Choosing textbooks, mapping pace

My colleagues and I are in the process of rethinking the history curriculum from sixth grade up through eighth grade. That means new textbooks. We’ve done the traditional thing, which is order a bunch of sample textbooks, look at the maps and pictures, read a few sample paragraphs, and generally kick the tires.

The size of the books is dismaying. Most of them are well over ten pounds of glossy paper and cardboard. On top of this we expect them to carry notebooks, pencils, pens, and other gear. None of the books is internet-friendly. Oh, sure, they have lots of quizzes and games and online tools. But they’re not available as PDFs or as Kindle downloads or even on a Nook. They’re certainly not on iBooks. This is inelegant.

More than that, though, my colleagues and I are going through a design process. We know that there are certain benchmarks in time that we like to cover in greater detail in history. I like to spend a certain amount of time on the late 19th century for example, when modern economic models started to be established, and on the labor disagreements and strikes that nearly unmade this nation.

I’ve yet to see a single American history textbook that is thin enough not to break the back of the average seventh grade girl. The one we use now weighs in at a modest 10.5 pounds, but it’s a thousand pages and unwieldy at best. The clear winner is Joy Hakim’s A HISTORY OF US, with its ten volumes allowing for maximum flexibility and a range of options for any teacher… but the lack of online resources to teach from is a sticking point for some of my colleagues.

It will be interesting to see how this debate between books wins out. My colleagues are as concerned as I am about the weight on our kids’ backs. But we also want teaching resources, too.

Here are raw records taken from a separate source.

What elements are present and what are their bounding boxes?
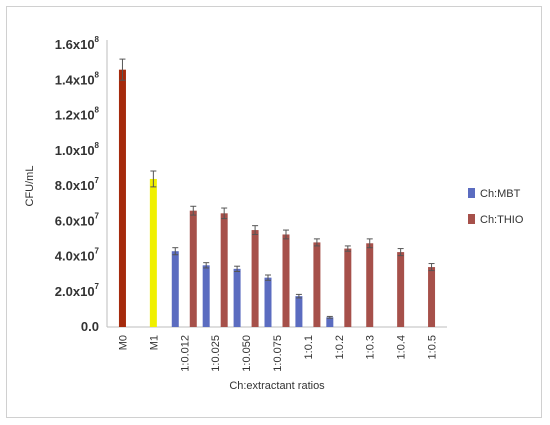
x-tick-label: 1:0.1: [303, 335, 315, 359]
error-bar: [172, 247, 179, 256]
x-tick-label: 1:0.3: [365, 335, 377, 359]
error-bar: [397, 248, 404, 257]
error-bar: [252, 225, 259, 235]
error-bar: [221, 207, 228, 220]
bar-m0: [118, 69, 126, 328]
error-bar: [190, 205, 197, 216]
bar-ch-mbt: [295, 296, 303, 327]
bar-ch-thio: [344, 248, 352, 327]
x-tick-label: 1:0.075: [272, 335, 284, 372]
error-bar: [150, 170, 157, 188]
bar-ch-thio: [282, 234, 290, 327]
x-tick-label: 1:0.2: [334, 335, 346, 359]
y-tick-label: 4.0x107: [55, 247, 100, 264]
bar-ch-thio: [428, 267, 436, 327]
error-bar: [366, 238, 373, 249]
y-tick-label: 6.0x107: [55, 211, 100, 228]
y-tick-label: 1.6x108: [55, 35, 100, 52]
x-tick-label: 1:0.050: [241, 335, 253, 372]
error-bar: [313, 238, 320, 247]
legend: Ch:MBT Ch:THIO: [468, 188, 524, 226]
y-tick-label: 8.0x107: [55, 176, 100, 193]
y-tick-label: 1.0x108: [55, 141, 100, 158]
bar-ch-thio: [366, 243, 374, 327]
bar-m1: [149, 178, 157, 327]
error-bar: [119, 58, 126, 81]
x-axis-title: Ch:extractant ratios: [229, 380, 325, 392]
error-bar: [344, 245, 351, 252]
plot-area: [106, 40, 447, 328]
y-tick-label: 1.4x108: [55, 70, 100, 87]
x-tick-label: 1:0.4: [396, 335, 408, 359]
bar-ch-mbt: [202, 265, 210, 327]
bar-ch-thio: [397, 252, 405, 327]
bars: [118, 58, 436, 328]
bar-ch-mbt: [233, 268, 241, 327]
x-tick-label: 1:0.5: [427, 335, 439, 359]
bar-ch-thio: [220, 213, 228, 327]
legend-label: Ch:THIO: [480, 214, 524, 226]
error-bar: [295, 293, 302, 299]
legend-swatch: [468, 214, 475, 224]
x-tick-label: 1:0.012: [179, 335, 191, 372]
bar-ch-mbt: [264, 277, 272, 327]
error-bar: [265, 274, 271, 281]
y-tick-label: 2.0x107: [55, 282, 100, 299]
x-tick-label: 1:0.025: [210, 335, 222, 372]
bar-ch-thio: [251, 230, 259, 327]
x-tick-label: M1: [148, 335, 160, 350]
y-axis-title: CFU/mL: [24, 166, 36, 207]
bar-ch-mbt: [326, 317, 334, 327]
legend-label: Ch:MBT: [480, 188, 521, 200]
legend-swatch: [468, 188, 475, 198]
error-bar: [428, 263, 435, 272]
y-tick-label: 0.0: [81, 319, 99, 334]
bar-ch-thio: [313, 242, 321, 327]
y-tick-label: 1.2x108: [55, 106, 100, 123]
error-bar: [234, 265, 241, 272]
x-tick-label: M0: [117, 335, 129, 350]
bar-ch-thio: [189, 210, 197, 327]
chart-frame: [6, 6, 542, 418]
error-bar: [283, 229, 289, 240]
bar-ch-mbt: [171, 251, 179, 327]
x-axis-ticks: M0 M1 1:0.012 1:0.025 1:0.050 1:0.075 1:0.1 1:0…: [117, 335, 438, 372]
error-bar: [203, 262, 210, 269]
y-axis-ticks: 0.0 2.0x107 4.0x107 6.0x107 8.0x107 1.0x108 1.…: [55, 35, 100, 334]
error-bar: [326, 315, 333, 319]
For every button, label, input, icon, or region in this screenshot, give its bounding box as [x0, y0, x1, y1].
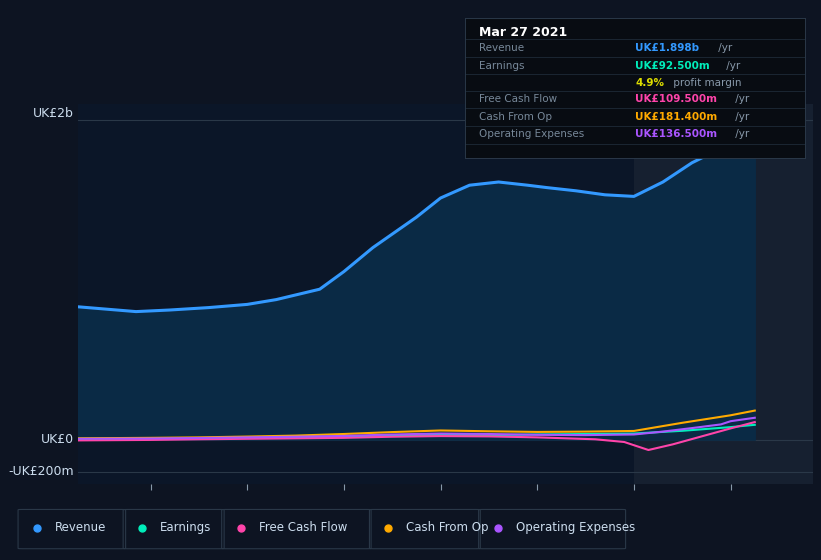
Text: profit margin: profit margin — [671, 77, 742, 87]
Text: /yr: /yr — [714, 43, 732, 53]
Text: Revenue: Revenue — [55, 521, 107, 534]
Text: Cash From Op: Cash From Op — [479, 112, 552, 122]
Text: /yr: /yr — [732, 112, 750, 122]
Text: Mar 27 2021: Mar 27 2021 — [479, 26, 566, 39]
Text: UK£136.500m: UK£136.500m — [635, 129, 717, 139]
Text: Operating Expenses: Operating Expenses — [516, 521, 635, 534]
Text: Earnings: Earnings — [160, 521, 212, 534]
Text: UK£1.898b: UK£1.898b — [635, 43, 699, 53]
Text: /yr: /yr — [732, 94, 750, 104]
Text: Earnings: Earnings — [479, 62, 524, 71]
Text: UK£181.400m: UK£181.400m — [635, 112, 718, 122]
Text: UK£92.500m: UK£92.500m — [635, 62, 709, 71]
Text: UK£2b: UK£2b — [33, 106, 74, 120]
Bar — [634, 104, 813, 484]
Text: Free Cash Flow: Free Cash Flow — [259, 521, 347, 534]
Text: Cash From Op: Cash From Op — [406, 521, 488, 534]
Text: 4.9%: 4.9% — [635, 77, 664, 87]
Text: /yr: /yr — [732, 129, 750, 139]
Text: -UK£200m: -UK£200m — [8, 465, 74, 478]
Text: /yr: /yr — [723, 62, 741, 71]
Text: Free Cash Flow: Free Cash Flow — [479, 94, 557, 104]
Text: Revenue: Revenue — [479, 43, 524, 53]
Text: Operating Expenses: Operating Expenses — [479, 129, 584, 139]
Text: UK£109.500m: UK£109.500m — [635, 94, 717, 104]
Text: UK£0: UK£0 — [41, 433, 74, 446]
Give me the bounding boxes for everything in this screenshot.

THere’s another side to all of this, and that’s that we have an obligation to remap our curriculum to the needs and expectations of a new textbook. That process has certain perils that we’re looking forward too, and other perils that we’re not. One of the tools that I resolved we’d use was a collection of 150 digital images I downloaded a while ago of 150 great people from history — sports stars, entertainers, scholars, world leaders, activists, scientists, religious leaders, musicians, and more — who fundamentally transformed how we view the world and its history. I wish I’d bookmarked the website, or included a reference to it, but that will form a fundamental part of our re-mapping practice. Who were these people? Which texts do the best job of telling us what these people were about? How do these people affect our mindset today?

How will your school transform textbook use? How do you select a new textbook?